“The term home (Old Norse Heimr, High German heim, Greek kōmi, meaning ‘village’) has, since a long time, been taken over by two kinds of moralists, both dear to those who wield power. The notion of home became the keystone for a code of domestic morality, safeguarding the property (which included the women) of the family. Simultaneously the notion of homeland supplied a first article of faith for patriotism, persuading men to die in wars which often served no other interest except that of a minority of their ruling class. Both usages have hidden the original meaning.
Originally home meant the center of the world—not in a geographical, but in an ontological sense. Mircea Eliade has demonstrated how home was the place from which the world could be founded. A home was established, as he says, ‘at the heart of the real.’ In traditional societies, everything that made sense of the world was real; the surrounding chaos existed and was threatening, but it was threatening because it was unreal. Without a home at the center of the real, one was not only shelterless, but also lost in non-being, in unreality. Without a home everything was fragmentation.
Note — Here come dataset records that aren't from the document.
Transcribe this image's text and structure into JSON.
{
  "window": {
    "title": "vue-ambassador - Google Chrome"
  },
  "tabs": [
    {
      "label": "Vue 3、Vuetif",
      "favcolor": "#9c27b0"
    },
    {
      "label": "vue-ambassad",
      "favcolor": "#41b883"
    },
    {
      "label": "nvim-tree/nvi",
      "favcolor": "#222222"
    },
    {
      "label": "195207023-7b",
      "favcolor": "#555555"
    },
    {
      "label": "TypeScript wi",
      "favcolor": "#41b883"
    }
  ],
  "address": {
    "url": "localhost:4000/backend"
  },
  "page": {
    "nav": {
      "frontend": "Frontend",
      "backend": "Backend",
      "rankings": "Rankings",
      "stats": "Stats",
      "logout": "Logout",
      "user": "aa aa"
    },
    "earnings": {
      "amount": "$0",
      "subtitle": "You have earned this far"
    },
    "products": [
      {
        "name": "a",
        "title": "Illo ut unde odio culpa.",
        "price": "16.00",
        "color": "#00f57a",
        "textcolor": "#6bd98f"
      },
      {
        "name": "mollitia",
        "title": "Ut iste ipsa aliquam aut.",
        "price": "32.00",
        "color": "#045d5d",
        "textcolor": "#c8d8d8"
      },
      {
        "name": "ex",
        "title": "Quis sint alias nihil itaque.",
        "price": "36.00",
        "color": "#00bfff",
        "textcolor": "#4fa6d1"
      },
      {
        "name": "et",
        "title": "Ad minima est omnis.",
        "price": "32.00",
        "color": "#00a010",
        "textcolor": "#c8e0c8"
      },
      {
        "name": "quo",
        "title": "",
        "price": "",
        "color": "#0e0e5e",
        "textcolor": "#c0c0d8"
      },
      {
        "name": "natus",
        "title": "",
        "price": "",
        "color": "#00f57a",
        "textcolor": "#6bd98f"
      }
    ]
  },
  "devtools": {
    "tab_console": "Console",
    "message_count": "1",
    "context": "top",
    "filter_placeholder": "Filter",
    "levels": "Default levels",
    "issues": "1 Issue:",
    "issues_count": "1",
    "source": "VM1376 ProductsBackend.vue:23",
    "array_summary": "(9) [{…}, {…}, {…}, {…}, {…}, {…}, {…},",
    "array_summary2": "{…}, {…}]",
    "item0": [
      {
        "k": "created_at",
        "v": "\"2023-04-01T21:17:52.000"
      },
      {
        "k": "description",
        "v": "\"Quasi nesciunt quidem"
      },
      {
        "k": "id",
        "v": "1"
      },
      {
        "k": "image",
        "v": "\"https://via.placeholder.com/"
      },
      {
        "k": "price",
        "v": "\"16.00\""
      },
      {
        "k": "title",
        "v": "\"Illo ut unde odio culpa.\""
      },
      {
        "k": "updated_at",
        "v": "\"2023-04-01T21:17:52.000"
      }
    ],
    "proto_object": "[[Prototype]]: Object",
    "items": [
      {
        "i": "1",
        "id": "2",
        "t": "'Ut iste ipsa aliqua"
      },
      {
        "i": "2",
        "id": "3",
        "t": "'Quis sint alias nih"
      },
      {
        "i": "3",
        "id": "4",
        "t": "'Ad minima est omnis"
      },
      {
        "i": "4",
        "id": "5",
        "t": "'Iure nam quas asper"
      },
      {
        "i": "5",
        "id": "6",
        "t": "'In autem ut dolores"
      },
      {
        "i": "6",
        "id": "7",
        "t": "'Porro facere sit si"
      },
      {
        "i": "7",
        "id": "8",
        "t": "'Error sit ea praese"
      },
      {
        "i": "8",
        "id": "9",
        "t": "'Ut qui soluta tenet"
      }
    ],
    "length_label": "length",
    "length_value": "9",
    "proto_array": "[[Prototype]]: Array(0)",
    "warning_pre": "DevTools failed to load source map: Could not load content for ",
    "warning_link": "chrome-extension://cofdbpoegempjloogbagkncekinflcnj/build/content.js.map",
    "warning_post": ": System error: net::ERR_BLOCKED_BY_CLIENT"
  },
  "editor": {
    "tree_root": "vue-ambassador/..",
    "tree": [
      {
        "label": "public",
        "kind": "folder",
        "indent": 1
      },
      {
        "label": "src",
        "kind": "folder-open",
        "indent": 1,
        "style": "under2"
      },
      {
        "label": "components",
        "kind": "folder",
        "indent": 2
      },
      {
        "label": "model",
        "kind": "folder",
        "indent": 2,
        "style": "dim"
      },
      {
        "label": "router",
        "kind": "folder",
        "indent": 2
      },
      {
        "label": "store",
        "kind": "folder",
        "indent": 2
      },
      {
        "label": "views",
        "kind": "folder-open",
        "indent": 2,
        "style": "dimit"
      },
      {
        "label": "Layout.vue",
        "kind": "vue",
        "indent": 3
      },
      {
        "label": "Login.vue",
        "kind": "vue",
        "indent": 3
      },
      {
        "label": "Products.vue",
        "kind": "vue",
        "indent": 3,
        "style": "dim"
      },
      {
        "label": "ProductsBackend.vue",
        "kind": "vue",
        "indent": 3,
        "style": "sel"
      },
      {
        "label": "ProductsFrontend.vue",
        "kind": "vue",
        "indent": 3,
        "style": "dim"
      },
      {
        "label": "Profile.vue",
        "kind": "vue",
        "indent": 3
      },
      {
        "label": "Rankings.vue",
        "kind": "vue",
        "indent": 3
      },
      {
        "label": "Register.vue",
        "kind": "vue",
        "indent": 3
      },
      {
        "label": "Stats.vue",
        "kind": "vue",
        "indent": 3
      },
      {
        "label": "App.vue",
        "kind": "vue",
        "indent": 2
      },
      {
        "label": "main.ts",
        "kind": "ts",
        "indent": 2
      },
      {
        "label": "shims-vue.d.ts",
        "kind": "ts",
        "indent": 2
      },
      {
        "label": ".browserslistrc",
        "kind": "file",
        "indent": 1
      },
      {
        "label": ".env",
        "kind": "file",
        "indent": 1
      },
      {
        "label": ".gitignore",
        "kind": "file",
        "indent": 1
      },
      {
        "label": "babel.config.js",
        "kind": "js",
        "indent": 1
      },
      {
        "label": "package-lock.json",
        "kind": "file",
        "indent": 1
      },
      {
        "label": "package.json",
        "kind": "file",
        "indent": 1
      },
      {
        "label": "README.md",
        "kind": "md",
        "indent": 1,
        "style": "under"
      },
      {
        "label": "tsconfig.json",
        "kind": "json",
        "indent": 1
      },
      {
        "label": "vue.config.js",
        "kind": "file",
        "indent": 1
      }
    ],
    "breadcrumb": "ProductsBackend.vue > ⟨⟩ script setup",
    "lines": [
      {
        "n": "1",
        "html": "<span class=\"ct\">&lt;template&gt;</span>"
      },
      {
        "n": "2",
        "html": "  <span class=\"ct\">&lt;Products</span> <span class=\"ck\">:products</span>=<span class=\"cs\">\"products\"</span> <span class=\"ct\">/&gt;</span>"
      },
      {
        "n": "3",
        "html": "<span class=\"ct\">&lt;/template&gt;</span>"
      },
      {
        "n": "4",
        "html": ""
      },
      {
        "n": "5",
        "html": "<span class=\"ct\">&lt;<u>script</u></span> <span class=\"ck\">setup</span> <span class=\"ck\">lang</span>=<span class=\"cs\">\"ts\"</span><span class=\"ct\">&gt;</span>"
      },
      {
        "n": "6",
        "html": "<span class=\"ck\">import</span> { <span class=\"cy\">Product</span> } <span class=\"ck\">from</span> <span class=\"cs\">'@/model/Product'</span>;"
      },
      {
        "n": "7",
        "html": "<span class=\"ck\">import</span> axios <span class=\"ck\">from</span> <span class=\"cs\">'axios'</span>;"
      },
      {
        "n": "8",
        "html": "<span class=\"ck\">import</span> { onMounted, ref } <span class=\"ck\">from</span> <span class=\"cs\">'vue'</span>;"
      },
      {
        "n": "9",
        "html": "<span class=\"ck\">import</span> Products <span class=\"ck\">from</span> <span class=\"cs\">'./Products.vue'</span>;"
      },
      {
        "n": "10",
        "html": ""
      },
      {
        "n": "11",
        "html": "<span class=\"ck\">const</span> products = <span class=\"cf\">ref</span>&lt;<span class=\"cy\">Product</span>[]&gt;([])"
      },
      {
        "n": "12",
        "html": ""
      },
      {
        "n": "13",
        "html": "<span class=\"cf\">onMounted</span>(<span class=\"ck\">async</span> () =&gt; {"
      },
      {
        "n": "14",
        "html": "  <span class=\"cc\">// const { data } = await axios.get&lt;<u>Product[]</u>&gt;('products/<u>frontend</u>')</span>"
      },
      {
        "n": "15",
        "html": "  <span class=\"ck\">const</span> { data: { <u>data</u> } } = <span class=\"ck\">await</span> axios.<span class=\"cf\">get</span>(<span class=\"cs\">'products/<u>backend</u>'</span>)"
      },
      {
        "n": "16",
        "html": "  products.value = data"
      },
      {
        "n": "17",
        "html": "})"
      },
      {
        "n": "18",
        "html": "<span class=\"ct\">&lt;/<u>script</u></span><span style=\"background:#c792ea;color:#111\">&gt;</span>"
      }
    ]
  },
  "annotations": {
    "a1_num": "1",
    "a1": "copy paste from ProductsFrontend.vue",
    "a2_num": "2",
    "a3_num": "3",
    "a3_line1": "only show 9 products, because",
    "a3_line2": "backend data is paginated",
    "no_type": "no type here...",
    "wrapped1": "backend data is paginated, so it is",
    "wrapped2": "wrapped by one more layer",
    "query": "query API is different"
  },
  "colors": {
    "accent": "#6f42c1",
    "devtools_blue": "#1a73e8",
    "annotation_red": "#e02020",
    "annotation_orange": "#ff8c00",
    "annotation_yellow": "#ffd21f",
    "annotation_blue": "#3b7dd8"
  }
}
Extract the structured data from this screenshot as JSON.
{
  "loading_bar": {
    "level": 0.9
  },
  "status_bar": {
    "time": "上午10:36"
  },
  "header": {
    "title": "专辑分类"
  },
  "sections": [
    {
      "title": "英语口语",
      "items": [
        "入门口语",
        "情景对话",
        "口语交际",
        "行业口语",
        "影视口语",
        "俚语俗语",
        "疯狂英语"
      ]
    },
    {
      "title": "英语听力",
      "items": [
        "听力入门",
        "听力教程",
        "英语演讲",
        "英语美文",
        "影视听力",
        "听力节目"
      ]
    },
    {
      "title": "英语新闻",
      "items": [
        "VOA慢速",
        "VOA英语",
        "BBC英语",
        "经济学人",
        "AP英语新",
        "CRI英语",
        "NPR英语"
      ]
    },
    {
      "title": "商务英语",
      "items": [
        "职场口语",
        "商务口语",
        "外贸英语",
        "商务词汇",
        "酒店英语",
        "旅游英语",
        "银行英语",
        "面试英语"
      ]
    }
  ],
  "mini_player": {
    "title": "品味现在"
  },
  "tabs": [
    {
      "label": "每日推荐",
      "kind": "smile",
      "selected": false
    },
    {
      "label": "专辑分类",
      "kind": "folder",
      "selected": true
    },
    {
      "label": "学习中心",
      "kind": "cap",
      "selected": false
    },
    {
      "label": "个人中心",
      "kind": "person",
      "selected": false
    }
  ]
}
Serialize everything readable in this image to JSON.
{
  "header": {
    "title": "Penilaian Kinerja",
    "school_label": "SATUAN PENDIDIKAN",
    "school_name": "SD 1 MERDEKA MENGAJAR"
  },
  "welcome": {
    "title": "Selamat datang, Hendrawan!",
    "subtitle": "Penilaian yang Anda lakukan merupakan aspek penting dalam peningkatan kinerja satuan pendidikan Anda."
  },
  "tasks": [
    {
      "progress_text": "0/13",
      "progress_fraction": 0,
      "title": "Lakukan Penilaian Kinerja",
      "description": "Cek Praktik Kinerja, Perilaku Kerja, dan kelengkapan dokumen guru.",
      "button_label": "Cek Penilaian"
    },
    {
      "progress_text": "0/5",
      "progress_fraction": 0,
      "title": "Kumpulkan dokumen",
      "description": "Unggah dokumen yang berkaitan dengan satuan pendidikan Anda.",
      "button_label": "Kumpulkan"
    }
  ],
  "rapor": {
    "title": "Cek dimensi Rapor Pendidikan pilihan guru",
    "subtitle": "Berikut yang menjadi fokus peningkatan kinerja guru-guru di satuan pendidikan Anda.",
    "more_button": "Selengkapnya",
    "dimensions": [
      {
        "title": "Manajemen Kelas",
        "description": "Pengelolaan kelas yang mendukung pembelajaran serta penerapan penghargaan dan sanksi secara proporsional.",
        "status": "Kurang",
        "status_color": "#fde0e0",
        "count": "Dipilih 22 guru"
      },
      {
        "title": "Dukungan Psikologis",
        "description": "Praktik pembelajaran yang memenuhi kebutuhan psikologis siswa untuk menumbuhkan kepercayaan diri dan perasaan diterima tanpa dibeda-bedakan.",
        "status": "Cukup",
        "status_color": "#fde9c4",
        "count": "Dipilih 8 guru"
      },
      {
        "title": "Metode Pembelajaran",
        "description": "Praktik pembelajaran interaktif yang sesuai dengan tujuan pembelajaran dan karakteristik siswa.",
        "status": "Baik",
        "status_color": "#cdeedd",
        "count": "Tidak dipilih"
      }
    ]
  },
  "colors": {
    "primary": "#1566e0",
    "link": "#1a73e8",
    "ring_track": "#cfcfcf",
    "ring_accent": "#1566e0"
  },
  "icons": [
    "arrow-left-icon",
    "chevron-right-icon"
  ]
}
Home was the center of the world because it was the place where a vertical line crossed with a horizontal one. The vertical line was a path leading upwards to the sky and downwards to the underworld. The horizontal line represented the traffic of the world, all the possible roads leading across the earth to other places. Thus, at home, one was nearest to the gods in the sky and to the dead in the underworld. This nearness promised access to both. And at the same time, one was at the starting point and, hopefully, the returning point of all terrestrial journeys.
The crossing of the two lines, the reassurance their intersection promises, was probably already there, in embryo, in the thinking and beliefs of nomadic people, but they carried the vertical line with them, as they might carry a tent pole. Perhaps at the end of this century of unprecedented transportation, vestiges of the reassurance still remain in the unarticulated feelings of many millions of displaced people.
Emigration does not only involve leaving behind, crossing water, living amongst strangers, but, also, undoing the very meaning of the world and—at its most extreme—abandoning oneself to the unreal which is the absurd.
Emigration, when it is not enforced at gunpoint, may of course be prompted by hope as well as desperation. For example, to the peasant son the father’s traditional authority may seem more oppressively absurd than any chaos. The poverty of the village may appear more absurd than the crimes of the metropolis. To live and die amongst foreigners may seem less absurd than to live persecuted or tortured by one’s fellow countrymen. All this can be true. But to emigrate is always to dismantle the center of the world, and so to move into a lost, disoriented one of fragments.”